Objective:
To design, develop and testing of selected DC-DC booster circuit.
Analysis/Discussion : A voltage step-up is a circuit that increases the voltage. It can be AC/AC, AC/DC, DC/AC or DC/DC. This voltage step-up is a DC/DC adjustable voltage regulator. Usually a voltage regulator is fed by a higher input than output voltage, for example 9V IN to 5V OUT. This circuit will take a low voltage (down to 0.7V) and step it up to adjustable 2.7-5.5V. Since it is a regulator, the output voltage will stay constant regardless input voltage (0.7-5.5V), as long as output voltage is higher than input. It cannot step-down, only step-up. Are there any ICs that can do both?
This is a typical circuit for a battery-powered USB-charger, for example single AA batteries (1.5V) to power 5V USB. There are tons of DIYs how to create that. They are often hard-specified to 5V output power. This construction can be used in a range of other applications. Many electronic devices work within 3-5 V and often you want to power them by low voltage power sources.
Figure 4: Circuit diagram for DC-DC booster converter
List of component used in the circuit:
- IC (DC-DC step-up): MAX757CPA+ - IC, DC/DC UP CONVERTER, DIP8, 757
- Socket (DIP8): TE CONNECTIVITY / AMP - 1-390261-2 - SOCKET IC, DIL, 0.3", 8WAY
- C1 (150µF): PANASONIC - EEUFR1H151, RADIAL, 50V, 150UF
- C2 (100µF): PANASONIC - EEUFC1H101, RADIAL, 50V, 100UF
- C3 (0.1µF): EPCOS - B32529C104J, FILM, 0.1UF, 63V, RADIAL
- C4 (1µF): EPCOS - B32529C105J, FILM, 1UF, 63V, BOXED
- D1 (1N5817): VISHAY FORMERLY I.R. - VS-1N5817, SCHOTTKY, 1A, 20V
- D2 (LED): MULTICOMP - 703-0100, 5MM, RED, 400MCD, 643NM
- L1 (22µH): PANASONIC - ELC16B220L, 22UH, 4.6A, 0R031
- P1R1 (10kΩ): MULTICOMP - MF25 10K, 10K, 0.25W, 1%
- R1&P1R2 (47kΩ): MULTICOMP - MF25 47K, 47K, 0.25W, 1%
- R2 (470Ω): MULTICOMP - MF25 470R, 470R, 0.25W, 1%
- P1(100kΩ): TE CONNECTIVITY / CITEC - CB10LH104M, SIDE, 100K
These item is easily to get in electronic store in Kuala Lumpur. At down below is the specification of Max757 IC.

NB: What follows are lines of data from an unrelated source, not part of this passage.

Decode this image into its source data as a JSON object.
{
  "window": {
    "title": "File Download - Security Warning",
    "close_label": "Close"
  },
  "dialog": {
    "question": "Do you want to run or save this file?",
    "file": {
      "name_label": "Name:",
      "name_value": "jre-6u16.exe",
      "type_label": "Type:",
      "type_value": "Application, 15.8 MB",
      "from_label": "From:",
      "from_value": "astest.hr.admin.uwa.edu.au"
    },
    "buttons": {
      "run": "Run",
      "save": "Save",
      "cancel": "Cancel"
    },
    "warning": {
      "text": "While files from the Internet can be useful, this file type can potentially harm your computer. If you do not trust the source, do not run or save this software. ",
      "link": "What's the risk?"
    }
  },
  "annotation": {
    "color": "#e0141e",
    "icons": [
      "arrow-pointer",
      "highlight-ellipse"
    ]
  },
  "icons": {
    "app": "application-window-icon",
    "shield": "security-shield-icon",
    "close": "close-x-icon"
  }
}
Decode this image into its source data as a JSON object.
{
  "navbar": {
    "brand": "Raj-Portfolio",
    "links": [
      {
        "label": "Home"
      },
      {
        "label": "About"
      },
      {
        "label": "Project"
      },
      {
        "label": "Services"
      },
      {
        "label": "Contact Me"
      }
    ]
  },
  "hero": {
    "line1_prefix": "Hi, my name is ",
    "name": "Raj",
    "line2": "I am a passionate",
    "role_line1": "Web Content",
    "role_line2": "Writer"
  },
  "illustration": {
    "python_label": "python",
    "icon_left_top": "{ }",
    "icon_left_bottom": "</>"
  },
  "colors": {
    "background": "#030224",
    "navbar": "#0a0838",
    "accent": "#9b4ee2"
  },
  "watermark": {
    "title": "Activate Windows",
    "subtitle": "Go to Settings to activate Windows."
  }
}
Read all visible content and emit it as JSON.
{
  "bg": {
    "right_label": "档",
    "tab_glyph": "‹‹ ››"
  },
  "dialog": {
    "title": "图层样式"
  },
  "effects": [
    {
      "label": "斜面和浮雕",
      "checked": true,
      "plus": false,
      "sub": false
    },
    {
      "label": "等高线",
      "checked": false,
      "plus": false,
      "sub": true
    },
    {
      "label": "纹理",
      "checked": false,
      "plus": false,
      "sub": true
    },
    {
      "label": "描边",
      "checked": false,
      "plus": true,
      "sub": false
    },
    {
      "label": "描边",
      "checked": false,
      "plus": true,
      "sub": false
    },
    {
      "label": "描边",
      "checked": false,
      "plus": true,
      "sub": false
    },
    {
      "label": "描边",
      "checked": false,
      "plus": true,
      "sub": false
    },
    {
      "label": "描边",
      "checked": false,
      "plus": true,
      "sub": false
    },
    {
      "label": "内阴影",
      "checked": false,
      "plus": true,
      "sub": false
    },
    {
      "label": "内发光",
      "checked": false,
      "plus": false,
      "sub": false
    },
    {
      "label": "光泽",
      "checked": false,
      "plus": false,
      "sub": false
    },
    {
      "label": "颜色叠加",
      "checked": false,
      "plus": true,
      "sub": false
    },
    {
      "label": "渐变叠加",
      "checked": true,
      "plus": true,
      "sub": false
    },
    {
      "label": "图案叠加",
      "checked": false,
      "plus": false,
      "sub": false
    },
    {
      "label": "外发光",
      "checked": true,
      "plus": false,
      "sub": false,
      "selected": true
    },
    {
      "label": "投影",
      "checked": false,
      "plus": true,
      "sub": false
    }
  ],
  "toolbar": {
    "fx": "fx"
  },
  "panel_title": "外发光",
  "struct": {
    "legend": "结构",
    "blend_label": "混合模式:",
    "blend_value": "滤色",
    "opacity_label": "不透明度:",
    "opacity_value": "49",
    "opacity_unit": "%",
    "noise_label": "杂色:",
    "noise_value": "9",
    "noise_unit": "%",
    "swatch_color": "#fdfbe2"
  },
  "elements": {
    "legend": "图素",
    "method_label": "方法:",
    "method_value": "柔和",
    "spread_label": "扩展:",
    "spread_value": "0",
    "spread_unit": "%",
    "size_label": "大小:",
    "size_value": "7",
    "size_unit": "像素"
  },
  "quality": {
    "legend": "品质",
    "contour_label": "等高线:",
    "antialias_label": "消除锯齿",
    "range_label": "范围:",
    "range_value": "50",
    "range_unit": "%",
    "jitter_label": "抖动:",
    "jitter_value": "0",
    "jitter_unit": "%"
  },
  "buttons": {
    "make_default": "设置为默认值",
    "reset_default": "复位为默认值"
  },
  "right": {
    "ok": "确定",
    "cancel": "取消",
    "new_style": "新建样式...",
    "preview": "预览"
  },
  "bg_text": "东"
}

- Minimum start-up voltage (@10mA load): 1.1V
- Minimum start-up voltage (@300mA load): 1.7V
- Minimum operating voltage (@20mA load): 0.7V
- Input voltage range: -0.3 to +7V
- Output voltage range: 2.7 to 5.5V
- Maximum output load (@input voltage=2V): 200mA@5V, 300mA@3.3V
- Maximum output load (@input voltage=1V): 50mA@5V, 75mA@3.3V
- Efficiency: Max 87% (depends on input voltage and output load
- Quiscent current (@no load, 2V input, 3.3V output): 60µA
- Operating temperature: 0ºC to +70ºC (Using Max75_C__) Full specification
Figure 5: Pretesting the circuit
I measured the output voltage to be as adjustable as before (2.77-5.39V). I measured efficiency at 2.5V/340mA in and 4.94V/150mA out. Converted to watts, (4.94*0.150)/(2.5*0.340)=0.74/0.85W, gives 87% efficiency. That is exactly according to spec but I got less efficiency at lower output load, but still expected. For full efficiency you need better components and a more compact layout. Some connections should not be more than 5mm according to PDF. There are two free copper lanes in my layout that can be utilized as common ground, I tried that too but got exactly the same result. It can also be my 10 year old multi-meter that is not calibrated.
I also measured the efficiency at maximum power. I had 3V/900mA in and 4.66V/460mA out. Converted to watts, (4.66*0.46)/(3*0.9)=2.14/2.7W, gives 79% efficiency.
I also successfully charged an iPhone 4s with it. It charge at 500mA with 3V in and 4.7V out. Decreasing the input voltage to 2V gives 4.4V out at 300mA (which is quite slow charging). The maximum charge for iPhone is 5V/1A from standard charger.
Result from testing in various input:
2V in => 4.4V*300mA=1.3W out
3V in => 4.7V*500mA=2.35W out
4V in => 4.95V*500mA=2.5W out
Figure 6: Finalize the design of DC-DC booster converter
Conclusion:
This circuit can be determined to use in thermoelectric device charger but the output current is too small to charge the devices. It will gives longer duration of charging.